Le Professeur et sa bande de braqueurs se présentent moins comme des voleurs que des rebelles, qui font chauffer la planche à billets mais ne s’en prennent pas aux économies du peuple. Ils sont, certes, chacun à leur manière, des laissés-pour-compte, des marginaux, des criminels, mais bien moins « coupables » que les banquiers et dirigeants des banques centrales. Ils s’habillent avec une combinaison rouge qui rappelle celle des prisonniers de Guantanamo et portent un masque inspiré de l’effigie de Dalí… qui fait furieusement penser à celui des Anonymous.
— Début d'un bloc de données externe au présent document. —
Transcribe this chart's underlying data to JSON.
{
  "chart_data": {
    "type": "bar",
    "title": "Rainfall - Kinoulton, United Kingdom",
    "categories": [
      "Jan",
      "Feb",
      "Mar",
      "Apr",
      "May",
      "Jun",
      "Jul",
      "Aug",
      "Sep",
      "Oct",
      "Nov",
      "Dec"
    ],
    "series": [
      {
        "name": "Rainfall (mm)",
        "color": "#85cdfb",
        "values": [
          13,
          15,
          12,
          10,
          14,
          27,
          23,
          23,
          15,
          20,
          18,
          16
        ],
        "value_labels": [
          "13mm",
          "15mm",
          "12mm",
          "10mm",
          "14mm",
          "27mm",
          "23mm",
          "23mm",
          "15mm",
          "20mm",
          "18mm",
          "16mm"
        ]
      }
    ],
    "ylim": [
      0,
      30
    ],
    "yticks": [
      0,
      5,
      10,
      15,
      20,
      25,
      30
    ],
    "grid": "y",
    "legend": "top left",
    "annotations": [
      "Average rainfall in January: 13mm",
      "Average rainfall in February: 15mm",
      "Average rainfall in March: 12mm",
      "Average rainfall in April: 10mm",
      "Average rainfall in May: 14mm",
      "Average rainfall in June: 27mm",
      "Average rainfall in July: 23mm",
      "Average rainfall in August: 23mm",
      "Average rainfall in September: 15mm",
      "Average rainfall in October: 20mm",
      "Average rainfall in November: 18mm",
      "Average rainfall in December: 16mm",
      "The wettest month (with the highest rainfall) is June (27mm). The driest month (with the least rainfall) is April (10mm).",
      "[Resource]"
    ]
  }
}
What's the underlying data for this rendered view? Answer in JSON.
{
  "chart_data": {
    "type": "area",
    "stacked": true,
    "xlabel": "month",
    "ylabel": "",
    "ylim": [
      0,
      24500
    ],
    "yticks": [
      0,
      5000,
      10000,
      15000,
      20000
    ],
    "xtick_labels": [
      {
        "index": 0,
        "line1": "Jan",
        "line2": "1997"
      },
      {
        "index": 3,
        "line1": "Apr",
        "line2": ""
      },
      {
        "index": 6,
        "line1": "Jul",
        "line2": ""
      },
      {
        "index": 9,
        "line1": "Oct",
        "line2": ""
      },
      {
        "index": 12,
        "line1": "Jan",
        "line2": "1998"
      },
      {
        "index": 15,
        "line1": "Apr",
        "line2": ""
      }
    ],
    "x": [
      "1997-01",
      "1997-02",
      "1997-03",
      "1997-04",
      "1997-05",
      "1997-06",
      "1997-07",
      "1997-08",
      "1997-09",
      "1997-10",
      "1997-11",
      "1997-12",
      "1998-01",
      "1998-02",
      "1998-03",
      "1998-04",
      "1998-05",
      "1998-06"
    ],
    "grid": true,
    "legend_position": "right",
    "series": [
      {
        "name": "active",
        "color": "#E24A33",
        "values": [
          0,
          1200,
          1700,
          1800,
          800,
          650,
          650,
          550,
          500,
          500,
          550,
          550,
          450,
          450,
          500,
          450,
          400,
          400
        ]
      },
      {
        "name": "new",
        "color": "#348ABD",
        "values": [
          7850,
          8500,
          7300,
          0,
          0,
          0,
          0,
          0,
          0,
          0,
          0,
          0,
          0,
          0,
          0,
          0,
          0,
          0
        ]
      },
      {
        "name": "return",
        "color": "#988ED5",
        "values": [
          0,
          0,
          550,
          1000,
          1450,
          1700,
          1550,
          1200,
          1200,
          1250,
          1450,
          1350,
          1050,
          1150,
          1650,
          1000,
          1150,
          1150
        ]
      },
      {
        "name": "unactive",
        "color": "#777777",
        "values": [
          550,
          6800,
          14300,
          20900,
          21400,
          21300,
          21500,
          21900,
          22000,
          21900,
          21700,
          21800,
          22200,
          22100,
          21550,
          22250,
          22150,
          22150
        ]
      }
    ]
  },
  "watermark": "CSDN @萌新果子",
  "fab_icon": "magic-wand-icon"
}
La Puerta del Sol et les Indignés sont directement cités par le Professeur, qui explique être lui-même petit-fils de partisans italiens et finit par entonner leur chant, Bella ciao – séquence accompagnée d’images d’archives sur les crises financières du passé. La somme astronomique visée par les braqueurs (2,4 milliards d’euros) est volontairement exagérée, pour dénoncer la folie de la spéculation financière.

 

La Casa de Papel offre une réjouissante aura contestataire, mais revient vite à des considérations plus terre à terre – ses héros rêvent plus de s’offrir une vie luxueuse, de profiter au maximum de leurs millions, que de modifier en profondeur la société espagnole. Par ailleurs, l’impact d’un tel casse sur les finances du pays – donc, par ricochet, sur la population – n’est jamais discuté.

 

 

 

Une série exotique

 

On s’est habitué aux séries en anglais, et même à celles en danois et en hébreu. Alors un bon divertissement en espagnol, où les « puta » « joder » et « coño » épicent les dialogues, c’est un peu d’air frais. La Casa de papel exploite habilement certains décors madrilène et choisit même parmi ses symboles une Seat Ibiza de 1992 – l’équivalent ibérique de la Renault 11. Elle change aussi nos habitudes en mêlant un savoir-faire qui rappelle l’efficacité américaine (notamment dans sa mise en scène soignée, souvent musclée, et sa photo impeccable) aux codes appréciés du public espagnol. À commencer par une bonne dose de soap.

 

C’est une des principales faiblesses de la série, qui attribue à chacun de ses personnages une histoire de cœur. Ce sentimentalisme devient un élément-clé du suspense, puisque c’est lui qui fait dérailler le plan du Professeur. Mais ce côté soap, souvent naïf, ralentit artificiellement l’intrigue et peine à nous émouvoir.

 

Un « buzz » d’enfer

 

Difficile de savoir si La Casa de Papel aurait été un tel phénomène sans Netflix. Mais son succès est certainement significatif de l’impact de la plateforme, capable de transformer en carton une œuvre efficace et révolutionnaire. Le bouche à oreille a été impressionnant, peut-être encouragé par un savant usage des algorithmes de la plateforme et par une mise en avant de la série une fois le buzz lancé.